State of the Unions

Washington, D.C. is under about eight feet of snow, the federal government has called it a week already, and the House has started their Presidents’ Day Recess a few days early.  Heck, the Metro isn’t even running trains to outdoor stations.  With no action on Capitol Hill, a Quinnipiac University poll showing that Republicans are gaining public trust has become the big political news of the day.  Analysts have pondered the falling support of the Obama administration among independents and speculated about what that means for the electoral chances among Democrats.

It’s a valid question, but Politico brings up an even more relevant issue: falling support of Congressional Democrats among their own Big Labor base:

Union leaders warn that the Democrats’ lackluster performance in power is sapping the morale of activists going into the midterm elections.

“Right now if we don’t get positive changes to the agenda, we’re going to have a hard time getting members out to work,” said United Steelworkers International President Leo W. Gerard, in an interview.

Please note that the term “work” in Gerard’s quote refers not to the members’ day jobs, but their efforts on the campaign trail.  As many jokes present themselves about this being the only time a hardcore union activist actually works, this is an important source of energy for a Democratic campaign.  These are the folks that make phone calls, knock on doors, march in parades, and do all the other things that are so important leading up to election day.  And even though many snide remarks could be added about using a blackjack as a get-out-the-vote program or a beat down rod as a debate strategy, the truth is that boots on the ground that know what they’re doing make those things unnecessary.

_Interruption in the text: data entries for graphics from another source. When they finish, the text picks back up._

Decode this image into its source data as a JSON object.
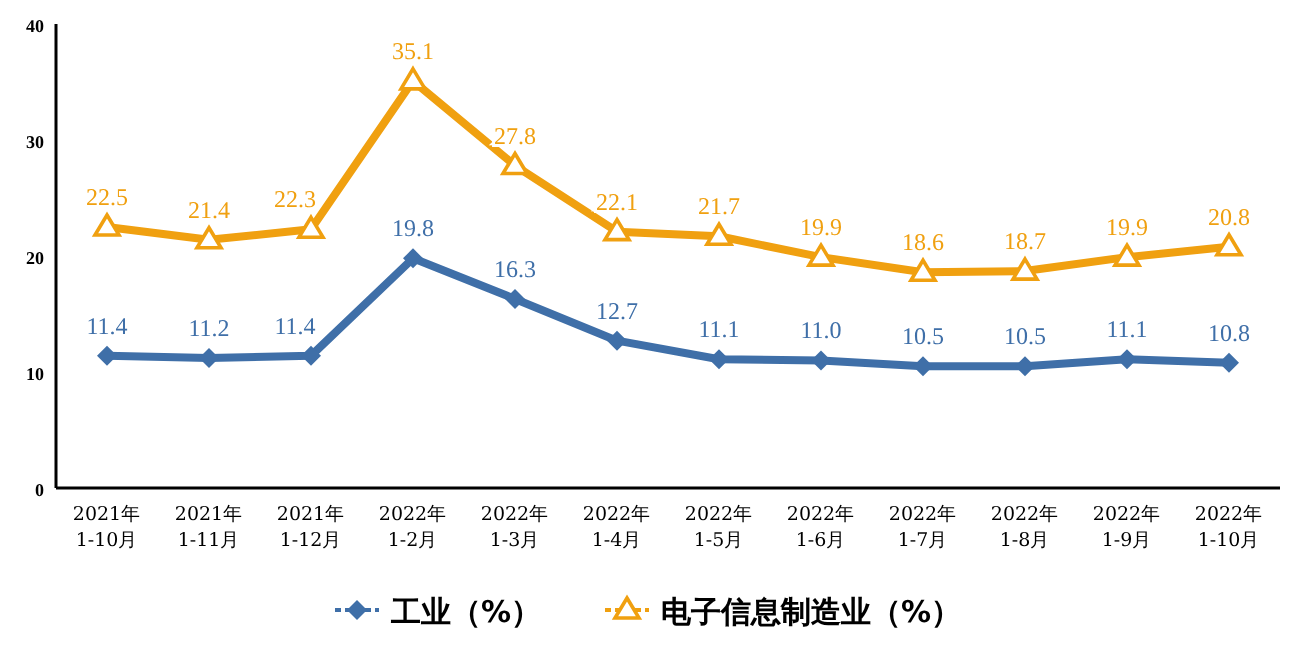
{
  "chart_data": {
    "type": "line",
    "categories": [
      "2021年\n1-10月",
      "2021年\n1-11月",
      "2021年\n1-12月",
      "2022年\n1-2月",
      "2022年\n1-3月",
      "2022年\n1-4月",
      "2022年\n1-5月",
      "2022年\n1-6月",
      "2022年\n1-7月",
      "2022年\n1-8月",
      "2022年\n1-9月",
      "2022年\n1-10月"
    ],
    "series": [
      {
        "name": "工业（%）",
        "color": "#3f6fa8",
        "marker": "diamond",
        "values": [
          11.4,
          11.2,
          11.4,
          19.8,
          16.3,
          12.7,
          11.1,
          11.0,
          10.5,
          10.5,
          11.1,
          10.8
        ],
        "value_labels": [
          "11.4",
          "11.2",
          "11.4",
          "19.8",
          "16.3",
          "12.7",
          "11.1",
          "11.0",
          "10.5",
          "10.5",
          "11.1",
          "10.8"
        ]
      },
      {
        "name": "电子信息制造业（%）",
        "color": "#f0a010",
        "marker": "triangle",
        "values": [
          22.5,
          21.4,
          22.3,
          35.1,
          27.8,
          22.1,
          21.7,
          19.9,
          18.6,
          18.7,
          19.9,
          20.8
        ]
      }
    ],
    "ylim": [
      0,
      40
    ],
    "yticks": [
      0,
      10,
      20,
      30,
      40
    ],
    "grid": false,
    "legend": "bottom",
    "data_labels": true
  }
}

Now, Democrats have some tough choices.  Pushing the Big Labor agenda means things like removing secret ballots from union formation elections and other ways to drum up union membership – meaning more union dues are siphoned out of paychecks, meaning more money in the coffers of the AFL-CIO, UAW, and their fellow travelers.  After unsuccessfully trying to sell the health care overhaul as a matter of “the people” versus “special interests” how does a Congressman face his or her constituents with a vote to whip up union membership fresh on the voting record?